The researchers found that the mean total number of gadolinium-enhancing lesions during weeks 12 through 24 was 3.85 ± 5.44, 4.06 ± 8.02, 1.69 ± 4.69, 1.15 ± 3.70, and 4.78 ± 22.05 in the placebo, evobrutinib 25 mg, evobrutinib 75 mg once daily, evobrutinib 75 mg twice daily, and DMF groups, respectively. Compared with placebo, the baseline adjusted rate ratios for the total number of lesions over time were 1.45 (95 percent confidence interval, 0.72 to 2.91; P = 0.32), 0.30 (95 percent confidence interval, 0.14 to 0.63; P = 0.005), and 0.44 (95 percent confidence interval, 0.21 to 0.93; P = 0.06) in the three evobrutinib groups, respectively.

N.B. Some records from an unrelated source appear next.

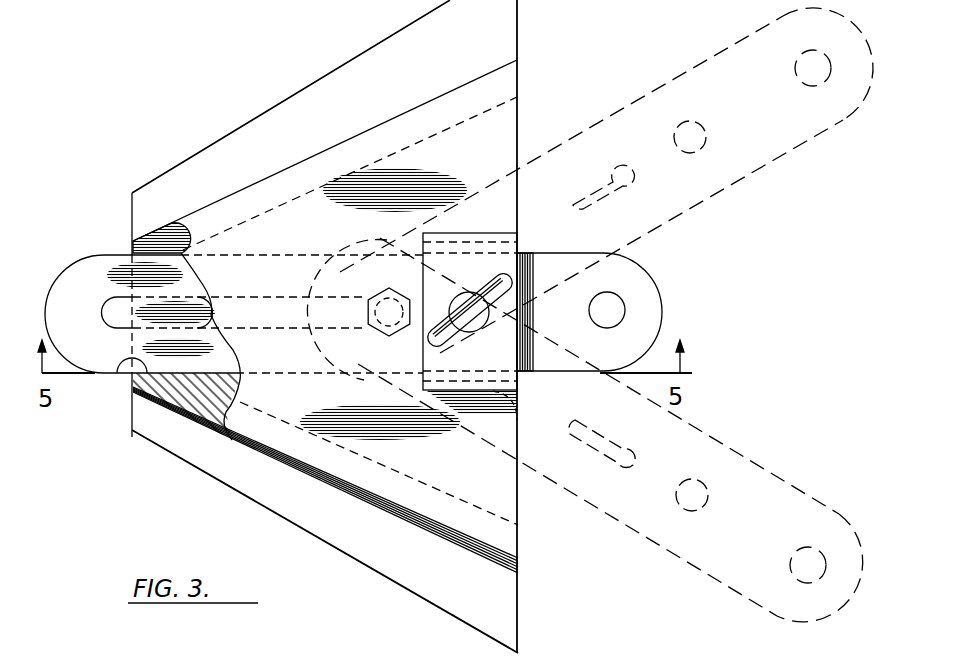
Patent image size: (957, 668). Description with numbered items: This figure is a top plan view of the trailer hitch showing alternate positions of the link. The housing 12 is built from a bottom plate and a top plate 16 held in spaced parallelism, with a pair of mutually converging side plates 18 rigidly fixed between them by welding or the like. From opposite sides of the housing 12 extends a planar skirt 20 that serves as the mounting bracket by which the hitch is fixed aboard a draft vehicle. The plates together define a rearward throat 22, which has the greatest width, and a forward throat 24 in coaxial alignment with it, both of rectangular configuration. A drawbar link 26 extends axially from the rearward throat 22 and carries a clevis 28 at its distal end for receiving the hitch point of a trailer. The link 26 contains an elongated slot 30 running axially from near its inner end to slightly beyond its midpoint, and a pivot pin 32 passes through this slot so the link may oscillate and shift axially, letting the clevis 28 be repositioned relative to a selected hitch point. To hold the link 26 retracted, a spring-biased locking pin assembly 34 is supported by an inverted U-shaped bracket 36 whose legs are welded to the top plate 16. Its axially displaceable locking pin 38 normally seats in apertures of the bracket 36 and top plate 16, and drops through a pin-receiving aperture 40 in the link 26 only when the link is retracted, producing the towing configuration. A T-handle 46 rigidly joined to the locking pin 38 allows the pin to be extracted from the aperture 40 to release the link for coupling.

The housing 12 is at (522, 122).
The top plate 16 is at (328, 237).
The side plates 18 is at (452, 107).
The skirt 20 is at (314, 110).
The throat 22 is at (523, 512).
The throat 24 is at (130, 372).
The drawbar link 26 is at (115, 267).
The clevis 28 is at (663, 300).
The elongated slot 30 is at (208, 312).
The pivot pin 32 is at (372, 305).
The spring-biased locking pin assembly 34 is at (503, 226).
The bracket 36 is at (512, 412).
The locking pin 38 is at (468, 292).
The pin-receiving aperture 40 is at (708, 137).
The T-handle 46 is at (432, 347).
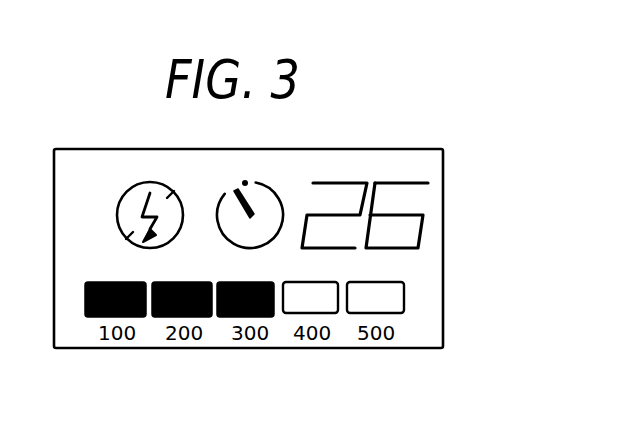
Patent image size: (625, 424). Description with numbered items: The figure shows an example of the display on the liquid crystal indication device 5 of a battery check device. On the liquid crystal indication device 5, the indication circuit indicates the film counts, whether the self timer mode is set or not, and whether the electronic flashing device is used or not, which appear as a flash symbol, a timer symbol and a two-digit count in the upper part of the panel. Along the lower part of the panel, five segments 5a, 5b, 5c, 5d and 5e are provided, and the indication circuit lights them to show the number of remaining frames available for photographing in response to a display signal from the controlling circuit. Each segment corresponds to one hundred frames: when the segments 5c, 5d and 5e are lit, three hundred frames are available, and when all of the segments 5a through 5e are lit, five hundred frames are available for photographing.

The liquid crystal indication device 5 is at (443, 222).
The segment 5a is at (402, 315).
The segment 5b is at (335, 315).
The segment 5c is at (274, 318).
The segment 5d is at (207, 318).
The segment 5e is at (137, 318).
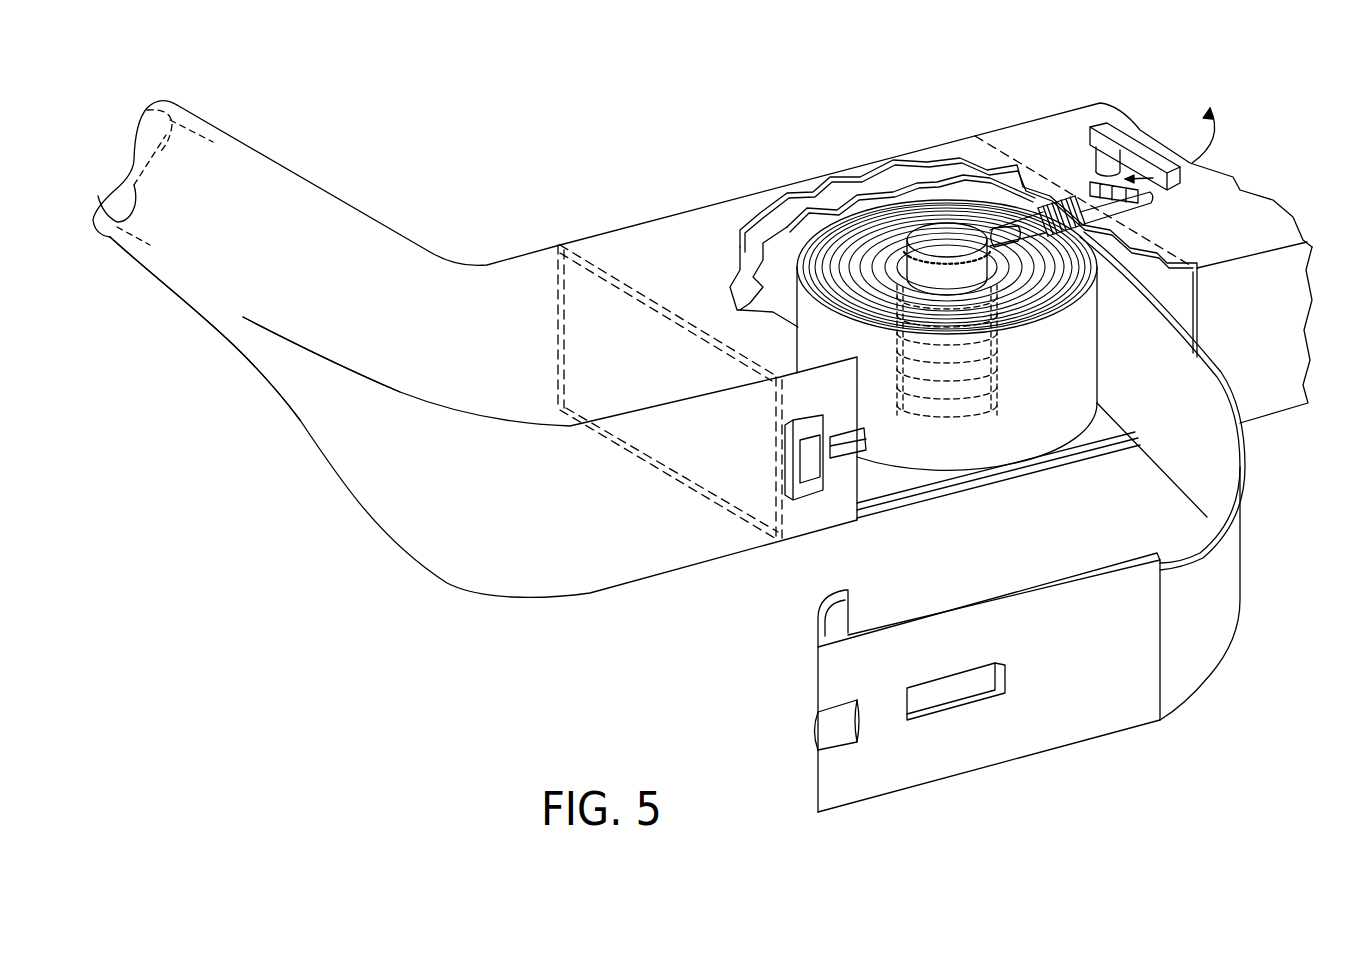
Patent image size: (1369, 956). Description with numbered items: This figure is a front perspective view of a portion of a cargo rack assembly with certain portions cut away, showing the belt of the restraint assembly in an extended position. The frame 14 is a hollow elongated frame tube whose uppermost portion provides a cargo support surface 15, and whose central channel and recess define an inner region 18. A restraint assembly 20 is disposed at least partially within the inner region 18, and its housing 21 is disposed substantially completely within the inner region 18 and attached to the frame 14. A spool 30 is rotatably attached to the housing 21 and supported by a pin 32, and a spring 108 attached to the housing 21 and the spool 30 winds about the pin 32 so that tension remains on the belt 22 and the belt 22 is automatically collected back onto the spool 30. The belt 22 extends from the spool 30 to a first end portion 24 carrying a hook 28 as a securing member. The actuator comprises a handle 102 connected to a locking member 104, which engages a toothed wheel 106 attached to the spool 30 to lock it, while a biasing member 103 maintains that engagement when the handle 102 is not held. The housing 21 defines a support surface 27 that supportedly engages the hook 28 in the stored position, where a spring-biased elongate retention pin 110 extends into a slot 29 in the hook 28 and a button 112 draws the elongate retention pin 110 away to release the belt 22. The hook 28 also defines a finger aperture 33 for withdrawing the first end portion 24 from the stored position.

The frame 14 is at (218, 443).
The cargo support surface 15 is at (477, 297).
The inner region 18 is at (110, 193).
The restraint assembly 20 is at (788, 167).
The housing 21 is at (740, 283).
The belt 22 is at (1185, 483).
The first end portion 24 is at (1252, 647).
The support surface 27 is at (903, 503).
The hook 28 is at (1053, 737).
The slot 29 is at (818, 730).
The spool 30 is at (903, 263).
The pin 32 is at (930, 233).
The finger aperture 33 is at (1002, 670).
The handle 102 is at (1152, 137).
The biasing member 103 is at (1050, 205).
The locking member 104 is at (1023, 223).
The toothed wheel 106 is at (903, 247).
The spring 108 is at (1003, 380).
The elongate retention pin 110 is at (840, 455).
The button 112 is at (810, 463).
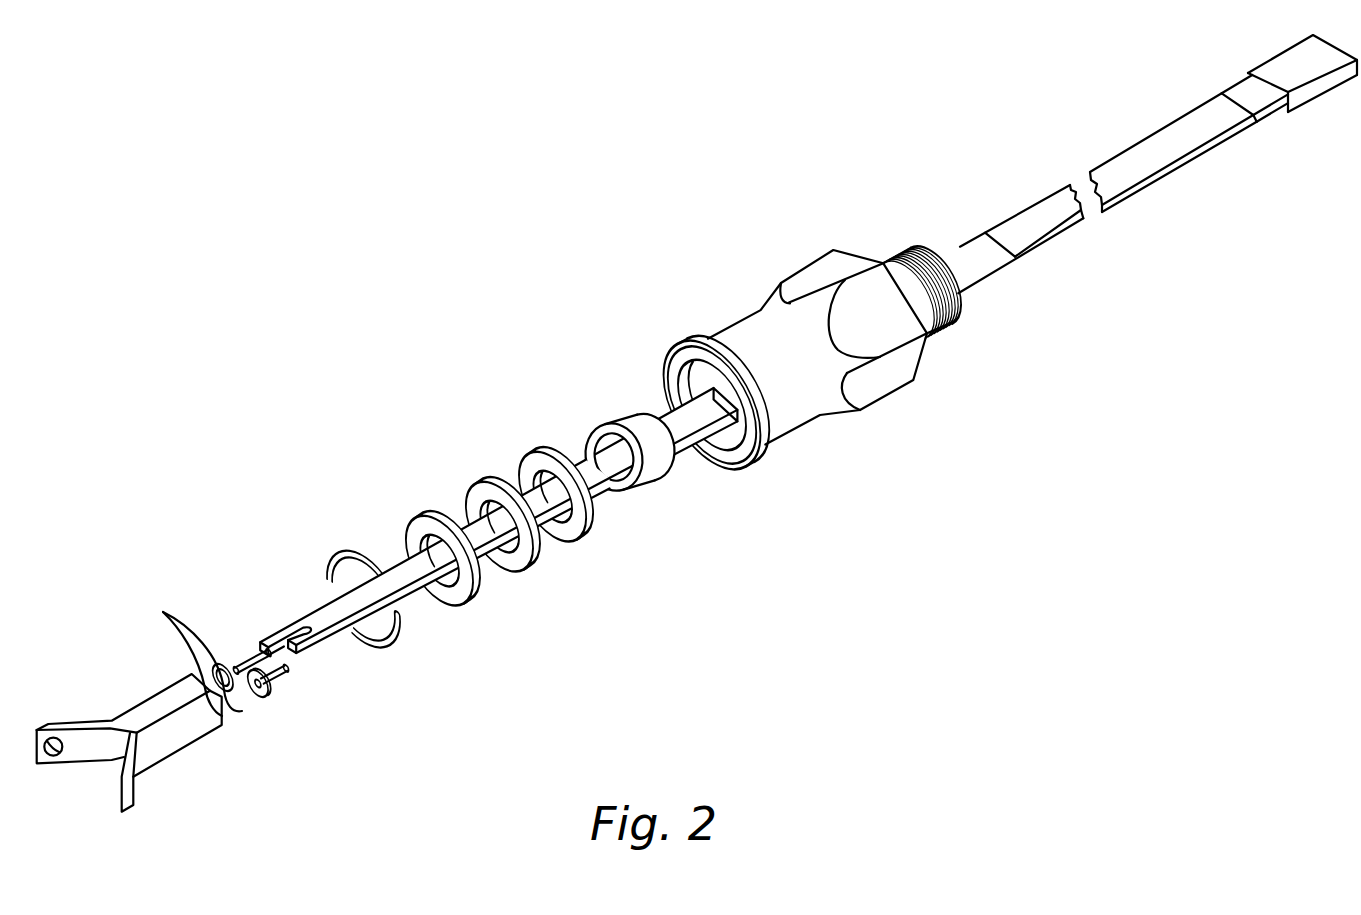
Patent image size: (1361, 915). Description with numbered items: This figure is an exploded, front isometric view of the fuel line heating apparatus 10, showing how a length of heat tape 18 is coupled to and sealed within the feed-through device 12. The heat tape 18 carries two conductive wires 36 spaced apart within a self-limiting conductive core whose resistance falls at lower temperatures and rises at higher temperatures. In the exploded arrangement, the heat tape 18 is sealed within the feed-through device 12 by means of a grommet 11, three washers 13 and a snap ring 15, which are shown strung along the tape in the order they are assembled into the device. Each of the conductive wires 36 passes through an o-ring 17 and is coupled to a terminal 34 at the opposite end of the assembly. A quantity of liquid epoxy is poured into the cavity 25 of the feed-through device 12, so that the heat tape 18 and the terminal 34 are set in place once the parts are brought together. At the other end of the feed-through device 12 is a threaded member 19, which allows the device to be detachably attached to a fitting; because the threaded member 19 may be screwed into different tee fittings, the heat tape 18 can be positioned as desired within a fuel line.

The fuel line heating apparatus 10 is at (876, 100).
The grommet 11 is at (650, 450).
The feed-through device 12 is at (888, 327).
The washers 13 is at (573, 525).
The snap ring 15 is at (378, 652).
The o-ring 17 is at (165, 613).
The heat tape 18 is at (1177, 143).
The threaded member 19 is at (955, 268).
The cavity 25 is at (725, 441).
The terminal 34 is at (162, 740).
The conductive wires 36 is at (237, 655).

“Biologic pathways involving activated B cells and myeloid cells play a role in multiple sclerosis, and BTK inhibition may alter these pathways,” the authors write.
Several authors disclosed ties to biopharmaceutical companies, including EMD Serono, which manufactures evobrutinib and supported the study.